Il territorio cervese è caratterizzato da una capillare presenza di chioschi dove si esercita l’attività di produzione e di vendita della piadina, che riprendono la forma delle tradizionali cabine balneari. Cervia è stata all’avanguardia sulla Riviera romagnola nella realizzazione di queste strutture. Sino agli anni Sessanta la piadina veniva consumata nelle trattorie di campagna o nelle case dove veniva preparata dalle azdore con i metodi tradizionali, poi nei luoghi di passaggio si sono diffusi più o meno spontaneamente, vari punti di vendita della piadina. Spesso l’attività veniva inizialmente esercitata utilizzando un semplice tavolo ed un ombrellone, che possiamo considerare l’antenato degli odierni chioschi.
Coloro che non temono le calorie in eccesso potranno provare anche le sue varianti più ghiotte: la piadina unta, quella fritta e la sfogliata, che risulta più friabile a causa del maggior quantitativo di strutto aggiunto all’impasto. Un’altra preparazione tipica è quella del cassone (detto anche cascione o crescione), in cui la sfoglia viene farcita, ripiegata e chiusa con i rebbi della forchetta prima della cottura. Tradizionalmente era preparato con il crescione (erba spontanea da cui prende il nome) e magari ulteriormente insaporito con aglio, cipolla, o scalogno. Attualmente vengono più spesso utilizzati spinaci e bietole, mentre nel Riminese si possono trovare imbottiti con le rosole (tipo di papaveri) macerate nel sale. Il cassone viene cotto anche con un ripieno di mozzarella e pomodoro o di zucca e patate, naturalmente con aggiunte a piacere.
In tempi più recenti la piadina ha assunto pure nuove forme, come il cosiddetto rotolo, preparato farcendo una piadina sottile che viene poi avvolta su se stessa. Se da sempre il suo gusto neutro le permette di sposarsi sia con i sapori salati sia con quelli dolci, alla classica piadina servita con le conserve di frutta oggi si sono sostituiti gli abbinamenti alla crema gianduia o ai fichi caramellati (con l’aggiunta di squacquerone). Questa sconfinata varietà di gusti e preparazioni fa quasi dimenticare che storicamente la piadina non era altro che un surrogato del pane diffuso tra i ceti più poveri.

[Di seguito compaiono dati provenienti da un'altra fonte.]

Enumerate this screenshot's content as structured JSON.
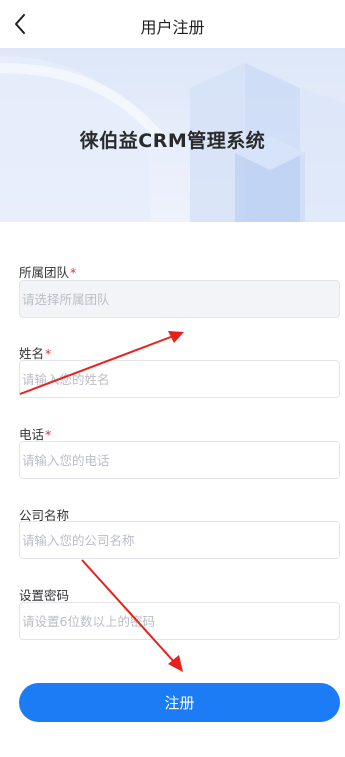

Con tale funzione ha attraversato i secoli; secondo alcune ipotesi accompagnava già il rancio dell’esercito bizantino, di stanza per secoli in Romagna. La prima testimonianza scritta che la riguarda risale invece all’anno 1371, quando nella Descriptio Romandiolae, il cardinal Legato Anglico de Grimoard ne fissa per la prima volta la ricetta: Si fa con farina di grano intrisa d’acqua e condita con sale. Si può impastare anche con il latte e condire con un po’ di strutto. Nel periodo compreso tra il Cinquecento e l’Ottocento veniva preparata perlopiù con ingredienti impanificabili (spelta, fava, ghianda, crusca, sarmenti, mais…). Anche l’etimologia è incerta, ma i più riconducono il termine piada (piê, pièda, pìda) al greco πλακούς (focaccia).
Oggi la piadina romagnola è inserita nell’elenco dei Prodotti agroalimentari tradizionali italiani della regione Emilia-Romagna e le è stato attribuito il marchio IGP (Indicazione Geografica Protetta). Marchi a parte, quella piadina che a Giovanni Pascoli piacque definire “il cibo nazionale dei romagnoli” ha ormai superato i confini regionali, nazionali e persino continentali. Non c’è infatti angolo della Romagna dove non giri voce, vera o supposta, relativa a qualche conoscente che ha fatto fortuna aprendo una piadineria in Australia, in Sudamerica o in qualche altro lontano lembo di mondo.
Con la crescente attenzione che viene oggi dedicata ai prodotti enogastronomici tipici regionali come il Sale Dolce di Cervia, abbiamo pensato di unire tra loro le eccellenze del territorio ed è stata avviata una collaborazione con la Società Parco della Salina che ha permesso al nostro chiosco di impiegare il Sale Dolce di Cervia nell’impasto e nella farcitura delle piadine. Altri abbinamenti che proponiamo tra la nostra piadina e prodotti al Sale Dolce di Cervia sono con: la salsiccia passita di Malafronte, il prosciutto crudo Dolce Maggiore di Antica Pieve, i formaggi squacquerone e bucciato della Centrale del Latte di Cesena.